Sure, you could watch an hour-long episode of American Idol, reveling in the awfulness and total absence of tonal (and, for that matter, emotional) stability of the early contestants. But why not get this kind of guilty pleasure from a terrible videogame? We can watch bad movies, listen to atrocious music and tune in to awful reality TV with the ferocious gusto of a disaster tourist speeding his car towards the site of an airline crash. The same should be possible for videogames.
My first experience with cringe gaming was the PlayStation 2 version of Miami Vice, which I picked up a few years ago in the bargain bin at my local game store. The '80s cop show on which the game is based is a guilty pleasure in itself: The pastel universe of its first two seasons became, along with Huey Lewis and the News, one of the main sources of '80s ridicule. But the videogame, launched 15 years after the finale of the TV series, took it a step further. It failed to recreate the signature pastel universe, overdid the colors and made the game look like Miami Vice reimagined by Andy Warhol. Then there were the inconsistent camera angles, the terribly MIDI-fied version of Jan Hammer's title score and any number of badly synchronized, badly acted cut scenes.
But these flaws didn't make me throw away the game. In fact, I kept playing it almost all the way to the end, gleefuly counting its faults. It made me wonder: Could a worse game ever have been made? Is Miami Vice the greatest gaming atrocity of all time? I turned to Metacritic.com for answers. The site smartly adds up every review score, converts them to a percentage and churns out a weighted average.
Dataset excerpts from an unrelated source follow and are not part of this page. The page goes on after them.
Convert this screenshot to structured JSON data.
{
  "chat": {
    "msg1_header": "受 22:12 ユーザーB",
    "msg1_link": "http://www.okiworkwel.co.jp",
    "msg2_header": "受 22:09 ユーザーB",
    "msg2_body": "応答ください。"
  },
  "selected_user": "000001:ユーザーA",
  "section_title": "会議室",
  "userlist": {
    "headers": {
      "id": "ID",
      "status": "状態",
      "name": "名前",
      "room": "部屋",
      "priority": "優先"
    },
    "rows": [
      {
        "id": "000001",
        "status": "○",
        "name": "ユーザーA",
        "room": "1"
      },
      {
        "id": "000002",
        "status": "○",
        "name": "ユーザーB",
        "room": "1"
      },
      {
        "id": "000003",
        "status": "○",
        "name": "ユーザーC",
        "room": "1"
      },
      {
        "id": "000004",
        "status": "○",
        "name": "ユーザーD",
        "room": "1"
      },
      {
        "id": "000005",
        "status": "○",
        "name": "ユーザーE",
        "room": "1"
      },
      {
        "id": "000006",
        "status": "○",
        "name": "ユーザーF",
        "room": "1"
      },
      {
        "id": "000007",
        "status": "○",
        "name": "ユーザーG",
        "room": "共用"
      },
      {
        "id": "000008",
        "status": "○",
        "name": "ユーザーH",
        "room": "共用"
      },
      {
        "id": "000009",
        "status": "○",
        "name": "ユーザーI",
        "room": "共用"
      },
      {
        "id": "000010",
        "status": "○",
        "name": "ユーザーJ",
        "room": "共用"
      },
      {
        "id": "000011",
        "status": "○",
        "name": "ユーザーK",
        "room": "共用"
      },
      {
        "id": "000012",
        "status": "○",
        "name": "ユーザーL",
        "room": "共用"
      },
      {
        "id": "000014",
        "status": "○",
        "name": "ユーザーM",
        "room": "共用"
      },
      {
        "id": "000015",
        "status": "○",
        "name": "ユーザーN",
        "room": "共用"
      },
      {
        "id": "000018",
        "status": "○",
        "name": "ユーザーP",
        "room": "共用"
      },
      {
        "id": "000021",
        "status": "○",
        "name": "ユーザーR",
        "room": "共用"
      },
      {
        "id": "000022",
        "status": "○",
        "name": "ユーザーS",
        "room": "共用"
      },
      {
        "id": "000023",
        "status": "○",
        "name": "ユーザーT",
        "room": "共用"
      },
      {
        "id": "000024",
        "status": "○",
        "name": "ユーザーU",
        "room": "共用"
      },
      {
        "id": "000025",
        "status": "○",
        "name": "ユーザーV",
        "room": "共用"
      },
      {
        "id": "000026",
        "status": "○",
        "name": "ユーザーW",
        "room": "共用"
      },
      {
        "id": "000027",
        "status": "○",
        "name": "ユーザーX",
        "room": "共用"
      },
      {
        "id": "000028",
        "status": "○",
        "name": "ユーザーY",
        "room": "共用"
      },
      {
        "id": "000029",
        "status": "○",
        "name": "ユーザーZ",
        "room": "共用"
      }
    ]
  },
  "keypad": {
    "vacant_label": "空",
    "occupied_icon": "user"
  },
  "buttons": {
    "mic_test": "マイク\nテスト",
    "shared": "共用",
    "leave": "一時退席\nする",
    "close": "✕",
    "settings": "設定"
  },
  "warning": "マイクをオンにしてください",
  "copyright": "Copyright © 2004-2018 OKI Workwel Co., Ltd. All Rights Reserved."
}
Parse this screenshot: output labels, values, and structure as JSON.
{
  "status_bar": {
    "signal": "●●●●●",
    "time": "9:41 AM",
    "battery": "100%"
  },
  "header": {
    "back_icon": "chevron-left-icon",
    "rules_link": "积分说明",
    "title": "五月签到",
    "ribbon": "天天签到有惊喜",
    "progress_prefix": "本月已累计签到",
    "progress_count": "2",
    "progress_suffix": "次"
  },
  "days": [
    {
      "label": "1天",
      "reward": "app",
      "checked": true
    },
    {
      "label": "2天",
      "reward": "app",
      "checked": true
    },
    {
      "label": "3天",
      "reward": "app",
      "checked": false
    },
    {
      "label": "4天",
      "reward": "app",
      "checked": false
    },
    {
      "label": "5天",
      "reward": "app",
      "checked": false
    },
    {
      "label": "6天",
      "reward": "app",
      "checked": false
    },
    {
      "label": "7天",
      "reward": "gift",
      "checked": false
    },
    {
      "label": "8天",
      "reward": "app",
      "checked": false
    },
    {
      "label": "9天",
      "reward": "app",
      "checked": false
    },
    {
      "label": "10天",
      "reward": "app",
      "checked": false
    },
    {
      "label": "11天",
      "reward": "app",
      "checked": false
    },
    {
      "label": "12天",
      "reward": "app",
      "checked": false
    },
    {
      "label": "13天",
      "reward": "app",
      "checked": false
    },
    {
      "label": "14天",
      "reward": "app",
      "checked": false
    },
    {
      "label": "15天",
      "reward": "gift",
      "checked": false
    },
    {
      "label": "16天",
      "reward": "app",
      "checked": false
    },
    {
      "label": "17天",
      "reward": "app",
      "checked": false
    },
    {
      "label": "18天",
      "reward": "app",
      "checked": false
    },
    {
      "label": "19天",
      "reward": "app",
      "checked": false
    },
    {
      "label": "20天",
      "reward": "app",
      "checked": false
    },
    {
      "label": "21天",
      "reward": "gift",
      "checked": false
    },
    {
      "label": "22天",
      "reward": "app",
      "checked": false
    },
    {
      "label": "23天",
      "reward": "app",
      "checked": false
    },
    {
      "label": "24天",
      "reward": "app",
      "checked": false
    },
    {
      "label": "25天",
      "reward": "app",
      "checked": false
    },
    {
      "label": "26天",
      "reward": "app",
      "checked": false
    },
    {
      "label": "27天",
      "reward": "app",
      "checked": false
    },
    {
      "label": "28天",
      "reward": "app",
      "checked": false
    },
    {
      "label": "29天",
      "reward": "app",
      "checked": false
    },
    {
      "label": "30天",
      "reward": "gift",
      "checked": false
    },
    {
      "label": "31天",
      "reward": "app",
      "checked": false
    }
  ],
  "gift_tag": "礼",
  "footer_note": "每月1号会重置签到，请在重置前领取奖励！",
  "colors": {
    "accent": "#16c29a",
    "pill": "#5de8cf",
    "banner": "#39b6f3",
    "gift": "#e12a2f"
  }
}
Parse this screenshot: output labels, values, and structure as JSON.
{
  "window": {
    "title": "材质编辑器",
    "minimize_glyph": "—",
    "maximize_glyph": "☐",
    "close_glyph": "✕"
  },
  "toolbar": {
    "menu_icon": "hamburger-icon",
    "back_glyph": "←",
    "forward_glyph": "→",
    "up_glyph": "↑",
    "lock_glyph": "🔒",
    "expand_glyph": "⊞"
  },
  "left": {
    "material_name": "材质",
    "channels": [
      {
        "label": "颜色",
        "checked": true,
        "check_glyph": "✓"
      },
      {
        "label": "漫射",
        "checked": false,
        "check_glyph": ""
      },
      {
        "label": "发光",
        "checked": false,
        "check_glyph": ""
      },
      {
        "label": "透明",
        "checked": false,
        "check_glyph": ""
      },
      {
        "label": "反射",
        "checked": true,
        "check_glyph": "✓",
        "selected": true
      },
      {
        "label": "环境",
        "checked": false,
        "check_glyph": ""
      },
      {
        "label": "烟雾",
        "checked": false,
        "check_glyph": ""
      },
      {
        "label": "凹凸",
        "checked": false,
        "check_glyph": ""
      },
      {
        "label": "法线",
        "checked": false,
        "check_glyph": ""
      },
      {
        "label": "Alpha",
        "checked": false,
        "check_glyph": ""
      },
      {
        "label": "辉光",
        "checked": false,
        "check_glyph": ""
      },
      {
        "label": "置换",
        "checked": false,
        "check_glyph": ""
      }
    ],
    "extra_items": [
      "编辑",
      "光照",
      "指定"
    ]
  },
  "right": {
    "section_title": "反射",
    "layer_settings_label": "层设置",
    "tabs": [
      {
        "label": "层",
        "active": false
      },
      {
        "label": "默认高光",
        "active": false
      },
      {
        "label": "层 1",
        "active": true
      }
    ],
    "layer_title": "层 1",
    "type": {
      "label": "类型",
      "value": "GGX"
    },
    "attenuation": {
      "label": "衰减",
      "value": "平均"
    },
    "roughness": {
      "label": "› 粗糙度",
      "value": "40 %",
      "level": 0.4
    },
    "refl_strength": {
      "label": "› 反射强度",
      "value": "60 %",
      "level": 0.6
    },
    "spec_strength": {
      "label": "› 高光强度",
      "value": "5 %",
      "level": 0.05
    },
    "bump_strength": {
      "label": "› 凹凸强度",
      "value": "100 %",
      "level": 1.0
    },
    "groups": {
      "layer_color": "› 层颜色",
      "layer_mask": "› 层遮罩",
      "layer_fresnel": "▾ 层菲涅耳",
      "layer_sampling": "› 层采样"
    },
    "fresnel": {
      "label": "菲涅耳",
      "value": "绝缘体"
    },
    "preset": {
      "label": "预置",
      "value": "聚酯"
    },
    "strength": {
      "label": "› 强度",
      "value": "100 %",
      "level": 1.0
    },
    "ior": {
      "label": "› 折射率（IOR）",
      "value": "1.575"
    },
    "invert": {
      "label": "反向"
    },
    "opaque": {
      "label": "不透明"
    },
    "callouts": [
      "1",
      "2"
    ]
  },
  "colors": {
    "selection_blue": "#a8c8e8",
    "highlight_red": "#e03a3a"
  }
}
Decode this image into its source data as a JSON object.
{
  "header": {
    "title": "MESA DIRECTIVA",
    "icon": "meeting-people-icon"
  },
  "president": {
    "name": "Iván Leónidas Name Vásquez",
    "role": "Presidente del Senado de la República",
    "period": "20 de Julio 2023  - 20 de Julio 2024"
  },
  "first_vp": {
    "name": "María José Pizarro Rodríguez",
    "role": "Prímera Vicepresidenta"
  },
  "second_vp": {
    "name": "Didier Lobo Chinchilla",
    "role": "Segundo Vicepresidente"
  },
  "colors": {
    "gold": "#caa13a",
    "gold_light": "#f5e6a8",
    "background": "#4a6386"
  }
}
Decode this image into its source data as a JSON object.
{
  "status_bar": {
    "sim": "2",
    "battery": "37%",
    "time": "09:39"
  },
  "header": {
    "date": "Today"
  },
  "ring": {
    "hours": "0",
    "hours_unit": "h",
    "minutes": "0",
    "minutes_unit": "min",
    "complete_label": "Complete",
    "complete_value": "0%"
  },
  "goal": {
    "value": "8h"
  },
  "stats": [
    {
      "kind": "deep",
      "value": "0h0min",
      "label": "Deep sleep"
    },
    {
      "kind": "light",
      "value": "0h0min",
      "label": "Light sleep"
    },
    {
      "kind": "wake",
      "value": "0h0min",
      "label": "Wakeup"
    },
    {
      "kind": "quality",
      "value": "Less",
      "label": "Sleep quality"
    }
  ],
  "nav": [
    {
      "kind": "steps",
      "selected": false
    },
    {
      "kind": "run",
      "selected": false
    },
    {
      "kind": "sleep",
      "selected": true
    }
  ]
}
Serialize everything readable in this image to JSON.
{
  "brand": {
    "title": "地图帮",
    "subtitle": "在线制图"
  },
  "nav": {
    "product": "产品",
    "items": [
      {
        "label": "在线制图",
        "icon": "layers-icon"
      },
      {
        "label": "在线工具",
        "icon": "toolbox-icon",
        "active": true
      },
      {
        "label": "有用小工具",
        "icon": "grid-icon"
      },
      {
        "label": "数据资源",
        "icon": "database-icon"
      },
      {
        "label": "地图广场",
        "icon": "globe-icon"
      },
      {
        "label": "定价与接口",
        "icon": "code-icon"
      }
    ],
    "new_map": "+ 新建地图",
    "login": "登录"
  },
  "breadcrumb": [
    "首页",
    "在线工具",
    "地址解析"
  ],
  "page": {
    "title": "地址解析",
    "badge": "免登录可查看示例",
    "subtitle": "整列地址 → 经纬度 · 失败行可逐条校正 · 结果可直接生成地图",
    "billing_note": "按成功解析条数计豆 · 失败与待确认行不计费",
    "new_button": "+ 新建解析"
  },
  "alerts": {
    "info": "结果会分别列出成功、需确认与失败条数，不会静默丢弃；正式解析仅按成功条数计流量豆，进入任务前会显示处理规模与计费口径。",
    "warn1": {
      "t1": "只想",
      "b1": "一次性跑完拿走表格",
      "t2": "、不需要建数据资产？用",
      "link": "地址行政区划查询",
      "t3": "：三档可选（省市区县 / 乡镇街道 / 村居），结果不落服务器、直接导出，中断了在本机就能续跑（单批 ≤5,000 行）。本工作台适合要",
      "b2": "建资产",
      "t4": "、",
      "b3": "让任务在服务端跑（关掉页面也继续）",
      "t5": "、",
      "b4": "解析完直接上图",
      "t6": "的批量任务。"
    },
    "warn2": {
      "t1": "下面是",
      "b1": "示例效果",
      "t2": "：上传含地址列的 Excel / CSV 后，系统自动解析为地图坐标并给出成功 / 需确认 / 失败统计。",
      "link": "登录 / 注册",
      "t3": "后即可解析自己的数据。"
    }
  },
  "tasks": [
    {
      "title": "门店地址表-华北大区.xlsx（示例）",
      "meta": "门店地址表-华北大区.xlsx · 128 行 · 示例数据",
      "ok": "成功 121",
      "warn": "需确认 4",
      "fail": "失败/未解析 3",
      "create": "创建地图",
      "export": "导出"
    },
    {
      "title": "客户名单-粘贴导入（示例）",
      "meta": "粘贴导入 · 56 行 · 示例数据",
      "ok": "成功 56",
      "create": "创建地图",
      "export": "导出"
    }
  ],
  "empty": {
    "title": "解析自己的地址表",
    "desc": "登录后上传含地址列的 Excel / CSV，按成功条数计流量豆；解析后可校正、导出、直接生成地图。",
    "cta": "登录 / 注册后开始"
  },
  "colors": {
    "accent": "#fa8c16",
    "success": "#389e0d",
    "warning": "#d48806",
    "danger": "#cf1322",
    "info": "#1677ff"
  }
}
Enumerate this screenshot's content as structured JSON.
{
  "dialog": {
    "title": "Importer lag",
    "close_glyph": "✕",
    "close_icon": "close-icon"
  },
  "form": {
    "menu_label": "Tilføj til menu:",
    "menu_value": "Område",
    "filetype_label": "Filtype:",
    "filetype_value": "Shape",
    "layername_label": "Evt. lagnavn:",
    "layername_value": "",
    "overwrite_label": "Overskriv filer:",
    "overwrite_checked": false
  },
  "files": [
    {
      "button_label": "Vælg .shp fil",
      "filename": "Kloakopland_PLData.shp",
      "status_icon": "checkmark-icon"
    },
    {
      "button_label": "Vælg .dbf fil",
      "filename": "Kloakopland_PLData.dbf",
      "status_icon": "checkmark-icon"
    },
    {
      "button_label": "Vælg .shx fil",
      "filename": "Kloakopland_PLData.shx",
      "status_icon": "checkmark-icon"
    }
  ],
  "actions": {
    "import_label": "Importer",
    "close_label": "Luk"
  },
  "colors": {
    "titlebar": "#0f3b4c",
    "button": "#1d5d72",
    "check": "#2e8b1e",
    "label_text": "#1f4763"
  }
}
It turns out that Miami Vice, with a Metacritic score of 27 percent, was far from the lousiest game in recent history. It was beaten to the punch by a dozen other substandard products, bottoming out at a score of only eight percent. Many games in what I started calling the "Cellar of Shame" were tie-ins to movies and television shows; there is, for instance, a Nintendo Wii game based on the "Extreme Ping Pong" movie Balls of Fury (19 percent), a sorry excuse for a game based on the British comedy series Little Britain (tied with Balls of Fury) and a god-awful DS game of the even more dreadful TV game show Deal or No Deal (17 percent).